When I was living downtown in the 1960s, I had a friend who was a member of Sun Ra's Intergalactic Arkestra and communal household on Third Street. He took me round there (like taking L'il Abner round to Saturn). At the time they had a regular gig at Slug's Saloon, down deeper toward the River. This would have been c. 1967. Made that scene whenever possible. Now that was a form of testifying I had not witnessed before nor have witnessed since. Formidable. Indescribable.

Sun Ra, live.

larry white said...

The way I meant the gospel choir was better was that it was not male-dominated -- at least in the vocals. I witnessed the Arkestra only once sometime in the '80s when they played up on Astor Place not far from the old Cinémateque where I went to see Harry Smith screen his gems. They really blew the roof off at the end marching up and down the aisles blowing and chanting "next stop Jupiter!" Must have been intense at the much smaller Slug's where I only went once or twice in the late '60s to see Archie Shepp...also the great Leon Thomas. My most-played Sun Ra album was "Visits Planet Earth."

These days I have given in to the relative quiet of this prairie village and mostly reading poetry is my music. Haven't uncovered Lorenzo Thomas's yet but am delighting in several books of yours including the wonderful Dorn bio. I had stopped reading him after Gunslinger I but didn't miss the chance to see him read (followed by LeRoi Jones) at St. Mark's Church once in the mid-'80s, the image of the Gunslinger.

TC said...

Larry, I grew up in the Midwest and accompanied my dad, a traveling salesman, on junkets into Iowa to sell cardboard boxes to John Deere & International Harvester -- so I have memories of that part of the country where the Burma-Shave signs were the Bible and the corn was (or was expected to be) knee high by the Fourth of July. And from this great distance I now envy you that quiet prairie village. All California has done for me is run me over.

larry white said...

I'm a Chicago native too, Tom, born in Englewood Hospital in 1945 but my dad, a native of Springfield, worked in the freight-rate office of the PRR and got transferred to Philly in '46. I grew up in suburbs of that city, DC, and NYC (where Dad's RR passes helped me get downtown in my teens).
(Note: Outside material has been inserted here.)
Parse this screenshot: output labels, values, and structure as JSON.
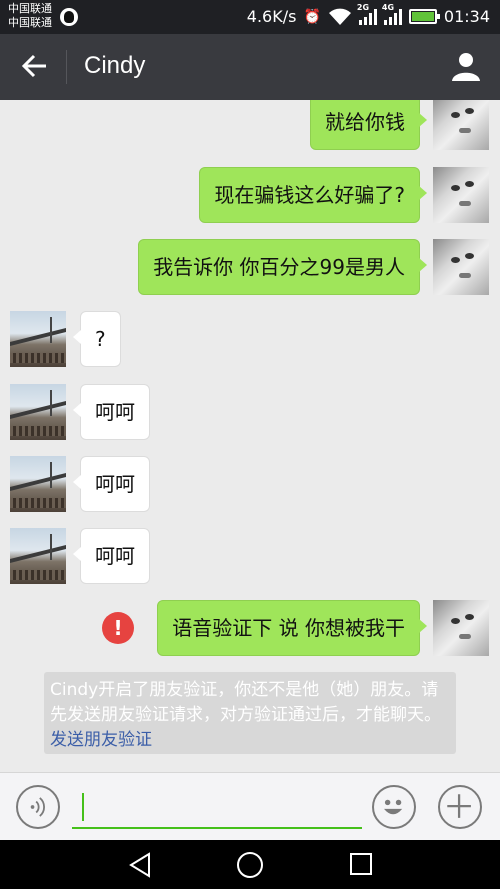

Ironically I moved out to Iowa twenty years ago, following my brother, and under the cautionary influence of Wendell Berry, to facilitate my recovery after being run over by a motorboat in Peekskill Bay on the Hudson River.
I alternate between enjoying the blessings of village gardening, the occasional communal singing, and hollering a one-man powwow with pains still consequent to the injuries of 1989. I'm grateful for your immense gifts though coming from California most of them are only beginning to reach me now on my sleepy mental cul-de-sac.